A system that tackles video, speech, object, cognitive and context recognition, all at once. Given an image, say of Coca-Cola or of Pepsi brand, and an audio caption, the fizz of its bottle, the model is expected to highlight in real-time the relevant cognitive and contexts of the regions of the image being described.

Will Machine Recognize the Difference?

Unlike current language technologies, the model doesn’t require manual transcriptions and annotations of the examples it’s trained on. Instead, it learns words directly from recorded speech clips and objects in raw images, and associates them with one another. However, this requires transcriptions of many thousands of hours of speech recordings. Using feedback data, the systems learn to map speech signals with specific words. Such an approach becomes especially problematic when, say, new terms enter our lexicon, and the systems must be retrained.

We combined speech-object recognition technique save countless hours of manual labor and open new doors in speech and image recognition. We got the idea of training a model in a manner similar to walking a child through the world and narrating what you’re seeing.

We compiled thousands of images, videos and audio captions, of only Coca-Cola and Pepsi, in hundreds of different context categories, such as beaches, shopping malls, city streets, summer time, winter time, Christmas time, games, sports, friends food, indoor, outdoor, etc. bedrooms. The models on images of Coca-Cola with red hair band and blue eyes, wearing a blue and red dress (Pepsi color), Pepsi with a white lighthouse with a red roof in the background, etc.. The model learned to associate which pixels in the image corresponded with the words “Coke” or Coca-Cola,” “Refreshing,” “Pepsi,” “Music,” “Pepsi with Pizza,” and “Coke in red roof.” When an audio caption was narrated, the model then highlighted each of those objects in the image as they were described.

The highest layer of the model computes outputs of the two networks and maps the speech patterns with image data.

We ran the model with caption A and image A, and caption B and image B which are correct. Then, we ran it a random combinations of caption B with image A, and caption A with image B which are incorrect pairings through our cognitive framework. After learning thousands of trade-offs and options, the model learns the speech signals corresponding with image signals, and associates those signals with words in the captions. 

Our intent is to design a cross-modal [audio-visual-cognitive-context] alignments that can be inferred automatically by simply teaching the network which images and captions in what context belong together and which preferential attachments don’t.

Our other intent is to minimize latency as well as resources without any loss in quality in projection so that we can use the model in both online and offline contexts as in natural selections.

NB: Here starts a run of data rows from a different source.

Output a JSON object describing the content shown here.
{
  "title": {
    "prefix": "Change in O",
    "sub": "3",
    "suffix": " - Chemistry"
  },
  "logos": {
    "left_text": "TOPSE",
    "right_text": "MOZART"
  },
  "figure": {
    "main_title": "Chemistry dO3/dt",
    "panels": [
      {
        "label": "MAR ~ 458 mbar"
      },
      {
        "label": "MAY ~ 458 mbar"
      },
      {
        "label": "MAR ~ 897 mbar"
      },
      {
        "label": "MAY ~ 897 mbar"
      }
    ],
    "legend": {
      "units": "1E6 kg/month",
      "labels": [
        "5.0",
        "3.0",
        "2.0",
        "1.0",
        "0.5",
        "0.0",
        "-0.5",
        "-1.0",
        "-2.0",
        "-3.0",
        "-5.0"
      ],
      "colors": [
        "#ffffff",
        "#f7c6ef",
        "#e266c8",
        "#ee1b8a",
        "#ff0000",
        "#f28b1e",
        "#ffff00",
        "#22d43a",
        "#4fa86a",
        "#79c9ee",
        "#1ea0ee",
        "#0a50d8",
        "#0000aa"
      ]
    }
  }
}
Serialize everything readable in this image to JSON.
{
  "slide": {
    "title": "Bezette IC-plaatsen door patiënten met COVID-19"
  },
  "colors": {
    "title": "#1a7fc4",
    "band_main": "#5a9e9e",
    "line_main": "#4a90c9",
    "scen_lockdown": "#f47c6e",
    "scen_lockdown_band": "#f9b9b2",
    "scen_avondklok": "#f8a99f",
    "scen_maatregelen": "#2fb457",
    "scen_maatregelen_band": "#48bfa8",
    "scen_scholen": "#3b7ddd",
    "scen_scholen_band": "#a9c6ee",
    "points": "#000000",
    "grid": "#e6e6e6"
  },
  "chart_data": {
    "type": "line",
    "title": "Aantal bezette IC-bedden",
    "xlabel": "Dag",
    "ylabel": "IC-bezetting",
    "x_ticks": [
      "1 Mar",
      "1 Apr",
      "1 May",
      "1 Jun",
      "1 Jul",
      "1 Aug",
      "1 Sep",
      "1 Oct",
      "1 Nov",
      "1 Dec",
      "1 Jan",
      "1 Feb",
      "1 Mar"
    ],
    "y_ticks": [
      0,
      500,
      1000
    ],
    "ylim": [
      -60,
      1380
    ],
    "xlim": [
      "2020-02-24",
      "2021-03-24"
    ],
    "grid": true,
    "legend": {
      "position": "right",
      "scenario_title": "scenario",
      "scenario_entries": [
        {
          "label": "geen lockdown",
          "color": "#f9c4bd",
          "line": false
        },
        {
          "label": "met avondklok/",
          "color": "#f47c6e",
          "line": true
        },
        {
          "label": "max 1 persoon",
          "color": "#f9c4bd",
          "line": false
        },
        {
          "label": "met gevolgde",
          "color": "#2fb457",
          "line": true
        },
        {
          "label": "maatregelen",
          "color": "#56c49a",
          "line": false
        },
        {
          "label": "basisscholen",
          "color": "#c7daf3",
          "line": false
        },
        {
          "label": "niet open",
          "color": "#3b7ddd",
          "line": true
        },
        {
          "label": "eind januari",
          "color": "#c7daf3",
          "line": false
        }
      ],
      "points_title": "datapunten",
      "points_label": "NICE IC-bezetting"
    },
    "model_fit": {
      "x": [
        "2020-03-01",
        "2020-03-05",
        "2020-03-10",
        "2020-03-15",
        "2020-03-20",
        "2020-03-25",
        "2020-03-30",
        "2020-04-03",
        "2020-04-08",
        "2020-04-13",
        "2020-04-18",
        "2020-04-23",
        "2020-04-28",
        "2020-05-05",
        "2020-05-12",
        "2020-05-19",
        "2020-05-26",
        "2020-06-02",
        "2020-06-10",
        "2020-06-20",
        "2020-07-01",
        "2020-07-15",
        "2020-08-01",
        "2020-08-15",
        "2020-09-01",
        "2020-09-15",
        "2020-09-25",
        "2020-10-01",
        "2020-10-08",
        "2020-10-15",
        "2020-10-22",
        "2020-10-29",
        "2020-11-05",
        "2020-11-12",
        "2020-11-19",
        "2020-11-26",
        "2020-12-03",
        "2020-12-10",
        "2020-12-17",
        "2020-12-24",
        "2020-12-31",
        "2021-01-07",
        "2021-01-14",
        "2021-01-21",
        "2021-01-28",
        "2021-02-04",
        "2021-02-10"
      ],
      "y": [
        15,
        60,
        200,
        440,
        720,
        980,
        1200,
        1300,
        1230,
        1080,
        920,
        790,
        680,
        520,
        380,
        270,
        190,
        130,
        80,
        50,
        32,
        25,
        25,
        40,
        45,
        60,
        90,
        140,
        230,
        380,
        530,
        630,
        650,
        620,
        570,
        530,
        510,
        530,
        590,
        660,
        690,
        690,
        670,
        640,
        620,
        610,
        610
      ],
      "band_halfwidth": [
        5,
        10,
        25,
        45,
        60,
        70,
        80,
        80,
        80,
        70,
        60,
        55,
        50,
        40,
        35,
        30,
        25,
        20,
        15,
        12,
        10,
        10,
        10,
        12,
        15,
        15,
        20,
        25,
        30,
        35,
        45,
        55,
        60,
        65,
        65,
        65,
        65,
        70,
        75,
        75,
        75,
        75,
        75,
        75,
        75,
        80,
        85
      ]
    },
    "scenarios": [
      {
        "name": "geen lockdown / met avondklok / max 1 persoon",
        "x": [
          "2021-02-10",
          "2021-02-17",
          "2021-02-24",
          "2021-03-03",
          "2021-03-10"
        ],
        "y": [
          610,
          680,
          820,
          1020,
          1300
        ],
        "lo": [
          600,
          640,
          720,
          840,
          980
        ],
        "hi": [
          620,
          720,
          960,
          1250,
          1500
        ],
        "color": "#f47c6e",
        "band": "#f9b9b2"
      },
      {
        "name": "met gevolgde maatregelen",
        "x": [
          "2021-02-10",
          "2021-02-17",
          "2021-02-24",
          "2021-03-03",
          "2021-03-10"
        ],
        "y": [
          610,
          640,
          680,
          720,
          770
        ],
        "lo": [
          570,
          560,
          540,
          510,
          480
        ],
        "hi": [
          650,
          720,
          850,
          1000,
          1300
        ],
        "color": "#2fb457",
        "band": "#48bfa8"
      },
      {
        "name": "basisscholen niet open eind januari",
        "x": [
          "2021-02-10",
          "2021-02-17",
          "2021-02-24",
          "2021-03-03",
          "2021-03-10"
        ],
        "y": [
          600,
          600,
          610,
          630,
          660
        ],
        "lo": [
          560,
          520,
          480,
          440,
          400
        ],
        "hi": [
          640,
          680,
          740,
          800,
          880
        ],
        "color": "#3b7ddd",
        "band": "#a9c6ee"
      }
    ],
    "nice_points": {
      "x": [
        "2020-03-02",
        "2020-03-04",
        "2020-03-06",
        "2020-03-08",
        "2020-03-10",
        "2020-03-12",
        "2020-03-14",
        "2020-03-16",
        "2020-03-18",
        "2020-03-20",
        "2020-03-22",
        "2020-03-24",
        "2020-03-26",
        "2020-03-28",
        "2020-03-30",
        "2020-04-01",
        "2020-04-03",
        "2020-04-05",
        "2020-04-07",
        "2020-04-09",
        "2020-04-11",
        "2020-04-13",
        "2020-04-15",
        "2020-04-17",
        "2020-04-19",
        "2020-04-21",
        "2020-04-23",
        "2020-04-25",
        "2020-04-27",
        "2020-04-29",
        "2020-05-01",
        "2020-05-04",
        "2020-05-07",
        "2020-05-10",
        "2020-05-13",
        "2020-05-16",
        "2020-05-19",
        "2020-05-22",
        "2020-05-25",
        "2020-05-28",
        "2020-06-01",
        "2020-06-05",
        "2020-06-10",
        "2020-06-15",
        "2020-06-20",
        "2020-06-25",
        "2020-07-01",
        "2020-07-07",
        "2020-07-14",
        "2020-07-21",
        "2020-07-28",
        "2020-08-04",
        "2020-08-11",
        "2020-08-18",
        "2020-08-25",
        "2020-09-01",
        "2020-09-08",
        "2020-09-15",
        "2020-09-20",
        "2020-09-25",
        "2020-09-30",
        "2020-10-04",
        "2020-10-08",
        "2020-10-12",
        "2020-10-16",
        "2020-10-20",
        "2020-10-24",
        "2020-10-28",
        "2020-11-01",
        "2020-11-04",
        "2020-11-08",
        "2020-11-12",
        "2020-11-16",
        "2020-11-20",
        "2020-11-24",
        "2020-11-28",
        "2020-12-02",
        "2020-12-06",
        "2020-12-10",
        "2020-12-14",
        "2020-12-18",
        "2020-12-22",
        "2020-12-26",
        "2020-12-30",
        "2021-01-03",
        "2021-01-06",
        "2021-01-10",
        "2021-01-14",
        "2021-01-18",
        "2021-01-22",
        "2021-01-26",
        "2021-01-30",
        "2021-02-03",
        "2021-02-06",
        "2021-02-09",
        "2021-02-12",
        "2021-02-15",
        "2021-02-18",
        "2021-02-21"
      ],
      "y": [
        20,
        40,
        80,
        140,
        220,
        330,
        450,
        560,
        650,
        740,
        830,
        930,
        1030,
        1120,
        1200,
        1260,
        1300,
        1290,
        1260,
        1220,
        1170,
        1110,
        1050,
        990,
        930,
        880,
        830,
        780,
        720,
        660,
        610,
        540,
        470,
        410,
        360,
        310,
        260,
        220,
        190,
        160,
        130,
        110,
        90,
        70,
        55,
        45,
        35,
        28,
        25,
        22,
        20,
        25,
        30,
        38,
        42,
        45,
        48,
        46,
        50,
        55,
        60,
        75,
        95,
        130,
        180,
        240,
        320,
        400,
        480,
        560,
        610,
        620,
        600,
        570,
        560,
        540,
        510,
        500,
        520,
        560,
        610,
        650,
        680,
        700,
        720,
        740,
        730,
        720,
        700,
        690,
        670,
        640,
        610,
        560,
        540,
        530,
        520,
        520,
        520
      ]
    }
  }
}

Multi-modal knowledge representation learning is to eliminate the redundancy between modes by utilizing the complementarity between modes and improve the recognition rate. Our SCANN architecture in cognitive frameworkbased on audio command recognition, video and hand motion recognition, cognitive states and expected states of the target and contexts was configured to process the instructions of each single-mode input, and then detects the correctness of the recognition command through choice and reward functions in monadic and paired-comparison.

Finally, the obtained results are merged and output instructions. The model is to compare the obtained recognition results twice and then to fuse. Firstly, the keywords of video and gesture recognition are retrieved in speech recognition. Secondly, the audio recognition is processed by word segmentation, and then the word segmentation results were compared with the keywords of video and gesture recognition. Finally, the two comparison results were fused to obtain the final command, which improved the accuracy of identification.